The Dag Hammarskjöld Foundation in Sweden has published a new report, asking the basic question any young green activist has in his heart: can we change the world? It was written by someone who probably has some more experience with this than we folks: the boss of Greenpeace International, Kumi Naidoo. It is not only the first “Development Dialogue” that is written by solely one person, it is – with over 200 pages! – also one of the longest ever written. You can download it here.
I advise you to have a look at this booklet. It might become a new guideline for thoughts, just like prior publications by the Foundation.
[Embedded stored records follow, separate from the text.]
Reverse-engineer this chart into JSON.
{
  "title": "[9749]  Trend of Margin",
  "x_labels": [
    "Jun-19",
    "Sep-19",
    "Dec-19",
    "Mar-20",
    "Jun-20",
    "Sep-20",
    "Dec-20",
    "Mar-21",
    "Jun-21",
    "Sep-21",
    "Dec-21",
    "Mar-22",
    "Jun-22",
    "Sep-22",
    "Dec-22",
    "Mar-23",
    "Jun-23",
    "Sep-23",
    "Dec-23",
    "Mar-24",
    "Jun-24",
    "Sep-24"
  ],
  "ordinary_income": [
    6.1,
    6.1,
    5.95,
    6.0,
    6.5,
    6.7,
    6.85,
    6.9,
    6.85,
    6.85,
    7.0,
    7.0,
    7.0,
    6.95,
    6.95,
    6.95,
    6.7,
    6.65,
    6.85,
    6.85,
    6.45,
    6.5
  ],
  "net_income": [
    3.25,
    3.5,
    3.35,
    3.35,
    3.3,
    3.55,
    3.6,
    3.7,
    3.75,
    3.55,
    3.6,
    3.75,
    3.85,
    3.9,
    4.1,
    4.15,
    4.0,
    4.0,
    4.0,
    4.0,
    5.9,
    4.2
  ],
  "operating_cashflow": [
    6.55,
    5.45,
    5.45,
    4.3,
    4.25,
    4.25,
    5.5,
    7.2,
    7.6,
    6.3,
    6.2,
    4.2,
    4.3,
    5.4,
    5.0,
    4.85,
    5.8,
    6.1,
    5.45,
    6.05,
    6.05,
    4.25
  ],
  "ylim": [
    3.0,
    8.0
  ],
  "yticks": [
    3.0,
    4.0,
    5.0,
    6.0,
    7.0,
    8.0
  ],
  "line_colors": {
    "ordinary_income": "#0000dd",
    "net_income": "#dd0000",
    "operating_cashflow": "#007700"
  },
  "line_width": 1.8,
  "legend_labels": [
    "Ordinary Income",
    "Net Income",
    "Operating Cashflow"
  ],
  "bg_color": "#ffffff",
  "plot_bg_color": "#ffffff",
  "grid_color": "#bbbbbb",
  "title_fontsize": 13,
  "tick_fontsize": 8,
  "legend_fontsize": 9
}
“This volume offers the insights and reflections – both critical and self-critical – of a prominent civil society activist who has been engaged in local and global struggles for emancipation for over 30 years. On the basis of his own experiences in many different contexts Kumi Naidoo pleads for the involvement of ordinary people in the work for greater justice in this world. His point of departure is that civil society cannot be strengthened in a vacuum. Its achievements must be the result of actions by real people dealing with real problems. The volume deals with several of today’s most burning issues and also touches on sensitive matters within the global movements engaged in struggles for justice and equality. It does not avoid unpopular views on several issues, and advocates engagement with representatives of various agencies, including controversial ones such as faith-based organisations and the business community. While being guided by a notion of non-violent forms of resistance, the author nonetheless promotes radical alternatives to the existing reproduction of societies as a necessity to meet the challenges in securing the survival of the human species and a decent life for all. His reflections add to the search for sustainable alternatives and the potential contributions that concerned citizen action can offer. This volume thereby also contributes to a better understanding of the potential that a so-called ‘third United Nations’ can offer to global governance issues currently at stake.”